Why Companies Need to Embrace AI With Data
Every business knows that its data holds the answers to many questions they need to answer. Understanding how to leverage that is critical as industries progress and increasingly adopt a data-centric approach to management—running an organization without leveraging this data is like wandering around with the lights off — relying on your best guess and moving tentatively instead of confidently and productively.
Embracing AI as a core part of the analytical toolset is essential for all organizations. This is because, as time goes on, the tools become increasingly accessible and productive. More comprehensive analysis practices are adopted by more of the market. Before you know it, it is considered a business-as-usual best practice that is required to stay competitive.

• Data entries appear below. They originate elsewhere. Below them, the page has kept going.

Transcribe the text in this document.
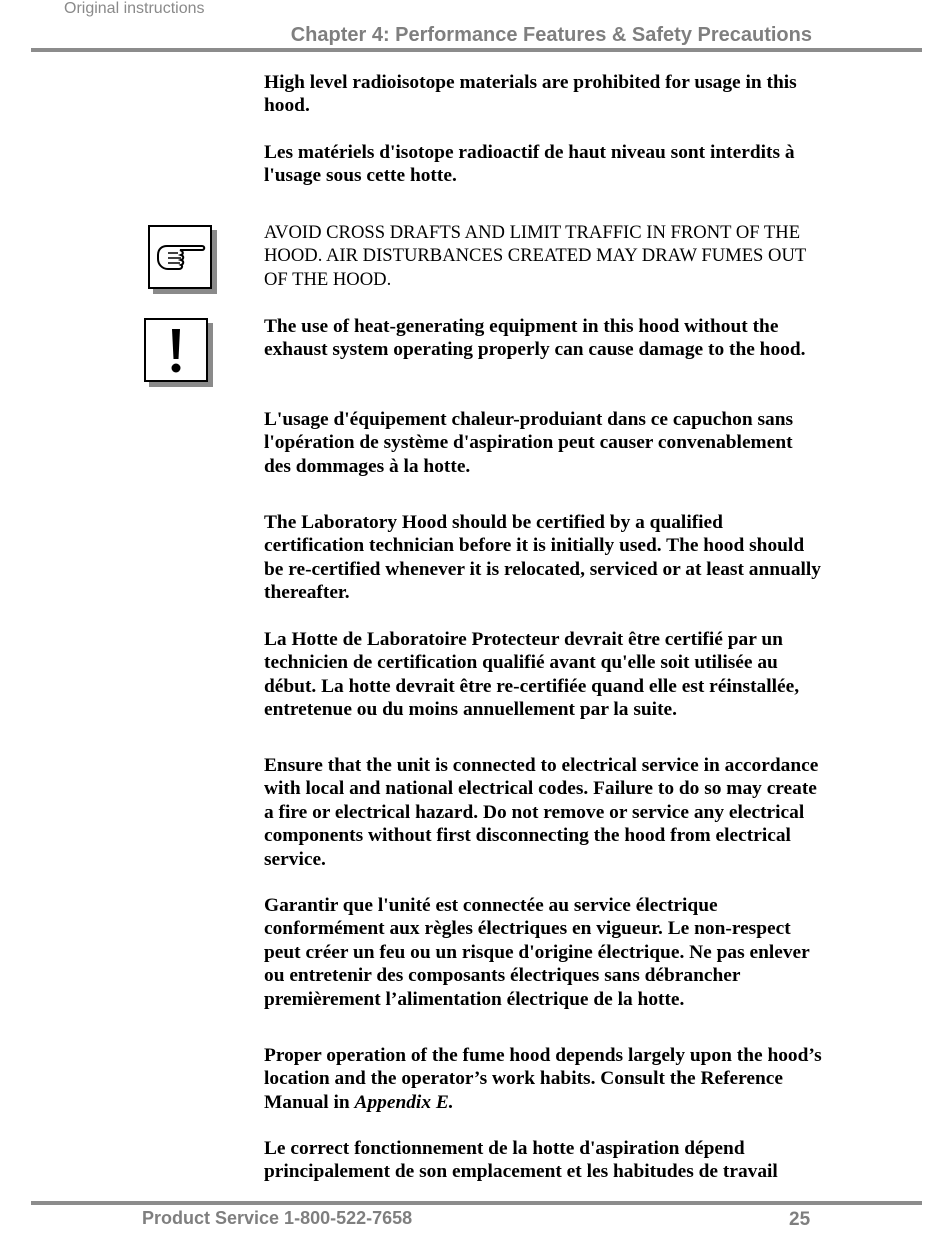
Original instructions
Chapter 4: Performance Features & Safety Precautions

High level radioisotope materials are prohibited for usage in this hood.

Les matériels d'isotope radioactif de haut niveau sont interdits à l'usage sous cette hotte.

AVOID CROSS DRAFTS AND LIMIT TRAFFIC IN FRONT OF THE HOOD. AIR DISTURBANCES CREATED MAY DRAW FUMES OUT OF THE HOOD.

The use of heat-generating equipment in this hood without the exhaust system operating properly can cause damage to the hood.

L'usage d'équipement chaleur-produiant dans ce capuchon sans l'opération de système d'aspiration peut causer convenablement des dommages à la hotte.

The Laboratory Hood should be certified by a qualified certification technician before it is initially used. The hood should be re-certified whenever it is relocated, serviced or at least annually thereafter.

La Hotte de Laboratoire Protecteur devrait être certifié par un technicien de certification qualifié avant qu'elle soit utilisée au début. La hotte devrait être re-certifiée quand elle est réinstallée, entretenue ou du moins annuellement par la suite.

Ensure that the unit is connected to electrical service in accordance with local and national electrical codes. Failure to do so may create a fire or electrical hazard. Do not remove or service any electrical components without first disconnecting the hood from electrical service.

Garantir que l'unité est connectée au service électrique conformément aux règles électriques en vigueur. Le non-respect peut créer un feu ou un risque d'origine électrique. Ne pas enlever ou entretenir des composants électriques sans débrancher premièrement l’alimentation électrique de la hotte.

Proper operation of the fume hood depends largely upon the hood’s location and the operator’s work habits. Consult the Reference Manual in Appendix E.

Le correct fonctionnement de la hotte d'aspiration dépend principalement de son emplacement et les habitudes de travail

Product Service 1-800-522-7658	25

Those who are slow to adopt will see an increasing strategic deficit versus their more agile data-led competition. The insights provided by this level of advanced analysis can help drive better strategic business decisions — which in turn will help maximize cost efficiency — so those companies not using them will risk falling behind and having to play catch up over the longer term.
The slow but steady progress in these areas makes it clear that using machine learning for extensive data analysis is here to stay. As a result, jumping in to make the most of what it can offer your business is a significant opportunity to get ahead of the market (and your competitors). In time, though, it will likely be required to survive.
Conclusion
Using AI for big data analytics is a massive opportunity for organizations of all stripes. It should be one of a handful of top priorities for most companies. The good news is that while the complexity of big data and machine learning is very high, artificial intelligence software is now available to provide an accessible and user-friendly means of making the most of it.